The Internet of Things Cybersecurity Improvement Act of 2020 generally prohibits agencies from purchasing or using an IoT device after December 4, 2022, unless the device meets standards developed by NIST. In accordance with the Act, in June 2021, NIST developed a draft guidance document that, among other things, provides information for agencies, companies, and industry to receive reported vulnerabilities and to ensure that organizations report discovered vulnerabilities. The act also requires the Office of Management and Budget (OMB) to create a standardized process for federal agencies to waive the ban on the purchase or use of non-compliant IoT devices if the waiver criteria detailed in the act are met.
As of November 22, 2022, OMB has not yet developed a mandated process for waiving the ban on the purchase or use of non-compliant IoT devices. OMB officials noted that the waiver process requires coordination and data collection with other agencies. According to OMB, it is targeting November 2022 to issue guidance on the waiver process. Given the Act’s restrictions on agency use of noncompliant IoT devices beginning in December 2022, the lack of a uniform opt-out process could result in a range of inconsistent actions among agencies.
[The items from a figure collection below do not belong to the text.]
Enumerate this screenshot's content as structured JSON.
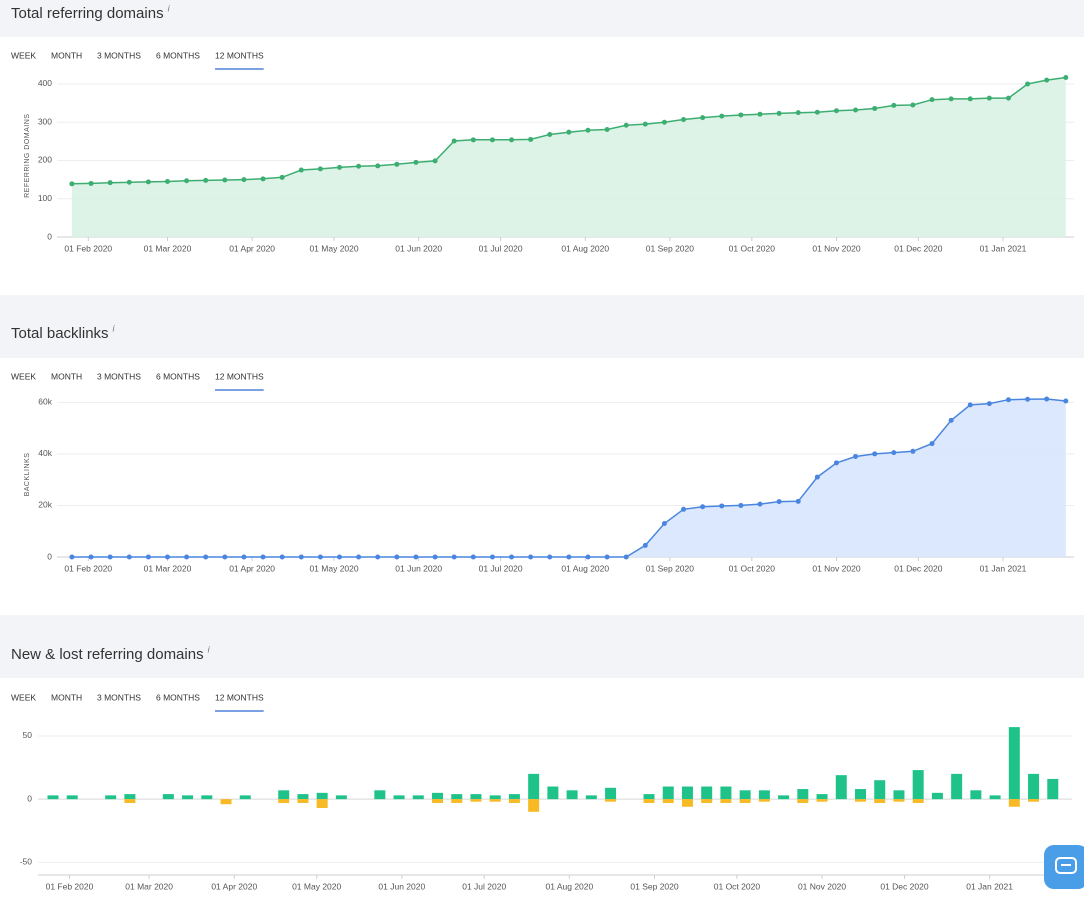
{
  "chart_data": [
    {
      "type": "line",
      "title": "Total referring domains",
      "info": "i",
      "tabs": [
        "WEEK",
        "MONTH",
        "3 MONTHS",
        "6 MONTHS",
        "12 MONTHS"
      ],
      "active_tab": 4,
      "ylabel": "REFERRING DOMAINS",
      "color": "#3dae72",
      "area_color": "#d9f2e4",
      "x": [
        "2020-01-26",
        "2020-02-02",
        "2020-02-09",
        "2020-02-16",
        "2020-02-23",
        "2020-03-01",
        "2020-03-08",
        "2020-03-15",
        "2020-03-22",
        "2020-03-29",
        "2020-04-05",
        "2020-04-12",
        "2020-04-19",
        "2020-04-26",
        "2020-05-03",
        "2020-05-10",
        "2020-05-17",
        "2020-05-24",
        "2020-05-31",
        "2020-06-07",
        "2020-06-14",
        "2020-06-21",
        "2020-06-28",
        "2020-07-05",
        "2020-07-12",
        "2020-07-19",
        "2020-07-26",
        "2020-08-02",
        "2020-08-09",
        "2020-08-16",
        "2020-08-23",
        "2020-08-30",
        "2020-09-06",
        "2020-09-13",
        "2020-09-20",
        "2020-09-27",
        "2020-10-04",
        "2020-10-11",
        "2020-10-18",
        "2020-10-25",
        "2020-11-01",
        "2020-11-08",
        "2020-11-15",
        "2020-11-22",
        "2020-11-29",
        "2020-12-06",
        "2020-12-13",
        "2020-12-20",
        "2020-12-27",
        "2021-01-03",
        "2021-01-10",
        "2021-01-17",
        "2021-01-24"
      ],
      "values": [
        139,
        140,
        142,
        143,
        144,
        145,
        147,
        148,
        149,
        150,
        152,
        156,
        175,
        178,
        182,
        185,
        186,
        190,
        195,
        199,
        251,
        254,
        254,
        254,
        255,
        268,
        274,
        279,
        281,
        292,
        295,
        300,
        307,
        312,
        316,
        319,
        321,
        323,
        325,
        326,
        330,
        332,
        336,
        344,
        345,
        359,
        361,
        361,
        363,
        363,
        400,
        410,
        417
      ],
      "xlim": [
        "2020-01-22",
        "2021-01-27"
      ],
      "xticks": [
        {
          "value": "2020-02-01",
          "label": "01 Feb 2020"
        },
        {
          "value": "2020-03-01",
          "label": "01 Mar 2020"
        },
        {
          "value": "2020-04-01",
          "label": "01 Apr 2020"
        },
        {
          "value": "2020-05-01",
          "label": "01 May 2020"
        },
        {
          "value": "2020-06-01",
          "label": "01 Jun 2020"
        },
        {
          "value": "2020-07-01",
          "label": "01 Jul 2020"
        },
        {
          "value": "2020-08-01",
          "label": "01 Aug 2020"
        },
        {
          "value": "2020-09-01",
          "label": "01 Sep 2020"
        },
        {
          "value": "2020-10-01",
          "label": "01 Oct 2020"
        },
        {
          "value": "2020-11-01",
          "label": "01 Nov 2020"
        },
        {
          "value": "2020-12-01",
          "label": "01 Dec 2020"
        },
        {
          "value": "2021-01-01",
          "label": "01 Jan 2021"
        }
      ],
      "ylim": [
        0,
        425
      ],
      "yticks": [
        0,
        100,
        200,
        300,
        400
      ],
      "grid": true
    },
    {
      "type": "line",
      "title": "Total backlinks",
      "info": "i",
      "tabs": [
        "WEEK",
        "MONTH",
        "3 MONTHS",
        "6 MONTHS",
        "12 MONTHS"
      ],
      "active_tab": 4,
      "ylabel": "BACKLINKS",
      "color": "#4a86e0",
      "area_color": "#d7e6fd",
      "x": [
        "2020-01-26",
        "2020-02-02",
        "2020-02-09",
        "2020-02-16",
        "2020-02-23",
        "2020-03-01",
        "2020-03-08",
        "2020-03-15",
        "2020-03-22",
        "2020-03-29",
        "2020-04-05",
        "2020-04-12",
        "2020-04-19",
        "2020-04-26",
        "2020-05-03",
        "2020-05-10",
        "2020-05-17",
        "2020-05-24",
        "2020-05-31",
        "2020-06-07",
        "2020-06-14",
        "2020-06-21",
        "2020-06-28",
        "2020-07-05",
        "2020-07-12",
        "2020-07-19",
        "2020-07-26",
        "2020-08-02",
        "2020-08-09",
        "2020-08-16",
        "2020-08-23",
        "2020-08-30",
        "2020-09-06",
        "2020-09-13",
        "2020-09-20",
        "2020-09-27",
        "2020-10-04",
        "2020-10-11",
        "2020-10-18",
        "2020-10-25",
        "2020-11-01",
        "2020-11-08",
        "2020-11-15",
        "2020-11-22",
        "2020-11-29",
        "2020-12-06",
        "2020-12-13",
        "2020-12-20",
        "2020-12-27",
        "2021-01-03",
        "2021-01-10",
        "2021-01-17",
        "2021-01-24"
      ],
      "values": [
        0,
        0,
        0,
        0,
        0,
        0,
        0,
        0,
        0,
        0,
        0,
        0,
        0,
        0,
        0,
        0,
        0,
        0,
        0,
        0,
        0,
        0,
        0,
        0,
        0,
        0,
        0,
        0,
        0,
        0,
        4500,
        13000,
        18500,
        19500,
        19800,
        20000,
        20500,
        21500,
        21600,
        31000,
        36500,
        39000,
        40000,
        40500,
        41000,
        44000,
        53000,
        59000,
        59500,
        61000,
        61200,
        61300,
        60500
      ],
      "xlim": [
        "2020-01-22",
        "2021-01-27"
      ],
      "xticks": [
        {
          "value": "2020-02-01",
          "label": "01 Feb 2020"
        },
        {
          "value": "2020-03-01",
          "label": "01 Mar 2020"
        },
        {
          "value": "2020-04-01",
          "label": "01 Apr 2020"
        },
        {
          "value": "2020-05-01",
          "label": "01 May 2020"
        },
        {
          "value": "2020-06-01",
          "label": "01 Jun 2020"
        },
        {
          "value": "2020-07-01",
          "label": "01 Jul 2020"
        },
        {
          "value": "2020-08-01",
          "label": "01 Aug 2020"
        },
        {
          "value": "2020-09-01",
          "label": "01 Sep 2020"
        },
        {
          "value": "2020-10-01",
          "label": "01 Oct 2020"
        },
        {
          "value": "2020-11-01",
          "label": "01 Nov 2020"
        },
        {
          "value": "2020-12-01",
          "label": "01 Dec 2020"
        },
        {
          "value": "2021-01-01",
          "label": "01 Jan 2021"
        }
      ],
      "ylim": [
        0,
        64000
      ],
      "yticks": [
        0,
        {
          "value": 20000,
          "label": "20k"
        },
        {
          "value": 40000,
          "label": "40k"
        },
        {
          "value": 60000,
          "label": "60k"
        }
      ],
      "grid": true
    },
    {
      "type": "bar",
      "title": "New & lost referring domains",
      "info": "i",
      "tabs": [
        "WEEK",
        "MONTH",
        "3 MONTHS",
        "6 MONTHS",
        "12 MONTHS"
      ],
      "active_tab": 4,
      "x": [
        "2020-01-26",
        "2020-02-02",
        "2020-02-09",
        "2020-02-16",
        "2020-02-23",
        "2020-03-01",
        "2020-03-08",
        "2020-03-15",
        "2020-03-22",
        "2020-03-29",
        "2020-04-05",
        "2020-04-12",
        "2020-04-19",
        "2020-04-26",
        "2020-05-03",
        "2020-05-10",
        "2020-05-17",
        "2020-05-24",
        "2020-05-31",
        "2020-06-07",
        "2020-06-14",
        "2020-06-21",
        "2020-06-28",
        "2020-07-05",
        "2020-07-12",
        "2020-07-19",
        "2020-07-26",
        "2020-08-02",
        "2020-08-09",
        "2020-08-16",
        "2020-08-23",
        "2020-08-30",
        "2020-09-06",
        "2020-09-13",
        "2020-09-20",
        "2020-09-27",
        "2020-10-04",
        "2020-10-11",
        "2020-10-18",
        "2020-10-25",
        "2020-11-01",
        "2020-11-08",
        "2020-11-15",
        "2020-11-22",
        "2020-11-29",
        "2020-12-06",
        "2020-12-13",
        "2020-12-20",
        "2020-12-27",
        "2021-01-03",
        "2021-01-10",
        "2021-01-17",
        "2021-01-24"
      ],
      "series": [
        {
          "color": "#1fc38a",
          "values": [
            3,
            3,
            0,
            3,
            4,
            0,
            4,
            3,
            3,
            0,
            3,
            0,
            7,
            4,
            5,
            3,
            0,
            7,
            3,
            3,
            5,
            4,
            4,
            3,
            4,
            20,
            10,
            7,
            3,
            9,
            0,
            4,
            10,
            10,
            10,
            10,
            7,
            7,
            3,
            8,
            4,
            19,
            8,
            15,
            7,
            23,
            5,
            20,
            7,
            3,
            57,
            20,
            16
          ]
        },
        {
          "color": "#f7b924",
          "values": [
            0,
            0,
            0,
            0,
            -3,
            0,
            0,
            0,
            0,
            -4,
            0,
            0,
            -3,
            -3,
            -7,
            0,
            0,
            0,
            0,
            0,
            -3,
            -3,
            -2,
            -2,
            -3,
            -10,
            0,
            0,
            0,
            -2,
            0,
            -3,
            -3,
            -6,
            -3,
            -3,
            -3,
            -2,
            0,
            -3,
            -2,
            0,
            -2,
            -3,
            -2,
            -3,
            0,
            0,
            0,
            0,
            -6,
            -2,
            0
          ]
        }
      ],
      "xlim": [
        "2020-01-22",
        "2021-01-31"
      ],
      "xticks": [
        {
          "value": "2020-02-01",
          "label": "01 Feb 2020"
        },
        {
          "value": "2020-03-01",
          "label": "01 Mar 2020"
        },
        {
          "value": "2020-04-01",
          "label": "01 Apr 2020"
        },
        {
          "value": "2020-05-01",
          "label": "01 May 2020"
        },
        {
          "value": "2020-06-01",
          "label": "01 Jun 2020"
        },
        {
          "value": "2020-07-01",
          "label": "01 Jul 2020"
        },
        {
          "value": "2020-08-01",
          "label": "01 Aug 2020"
        },
        {
          "value": "2020-09-01",
          "label": "01 Sep 2020"
        },
        {
          "value": "2020-10-01",
          "label": "01 Oct 2020"
        },
        {
          "value": "2020-11-01",
          "label": "01 Nov 2020"
        },
        {
          "value": "2020-12-01",
          "label": "01 Dec 2020"
        },
        {
          "value": "2021-01-01",
          "label": "01 Jan 2021"
        }
      ],
      "ylim": [
        -60,
        65
      ],
      "yticks": [
        -50,
        0,
        50
      ],
      "grid": true
    }
  ]
}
Why did the GAO do this study?
Cyber threats to critical infrastructure IoT and OT are a significant national security concern. Recent incidents such as ransomware attacks targeting healthcare and essential services during the COVID-19 pandemic demonstrate the cyber threats facing the nation’s critical infrastructure. Congress included provisions in the IoT Cybersecurity Improvement Act of 2020 to require GAO to report on IoT and OT cybersecurity efforts.
This report describes (1) overall federal IoT and OT cybersecurity initiatives; (2) evaluates the actions of selected federal agencies with lead sector responsibilities to enhance IoT and OT cybersecurity; and (3) establishes lead guidance for addressing IoT cybersecurity and determines the status of OMB’s process for waiving cybersecurity requirements for IoT devices. To describe common initiatives, GAO analyzed relevant guidance and related documents from several federal agencies.
To assess the lead agency’s actions, GAO first identified six critical infrastructure sectors deemed to be at greatest risk of cyber compromise. From these six, GAO then selected three sectors for review that make extensive use of IoT and OT devices and systems. The three sectors were energy, health and public health, and transportation systems. For each of these, GAO analyzed documents, met with sector officials, and compared the lead agency’s actions with federal requirements.
GAO also analyzed documents, interviewed officials from selected sectors, and compared the sector’s cybersecurity efforts to federal requirements. GAO also interviewed OMB officials regarding the status of the mandatory waiver process.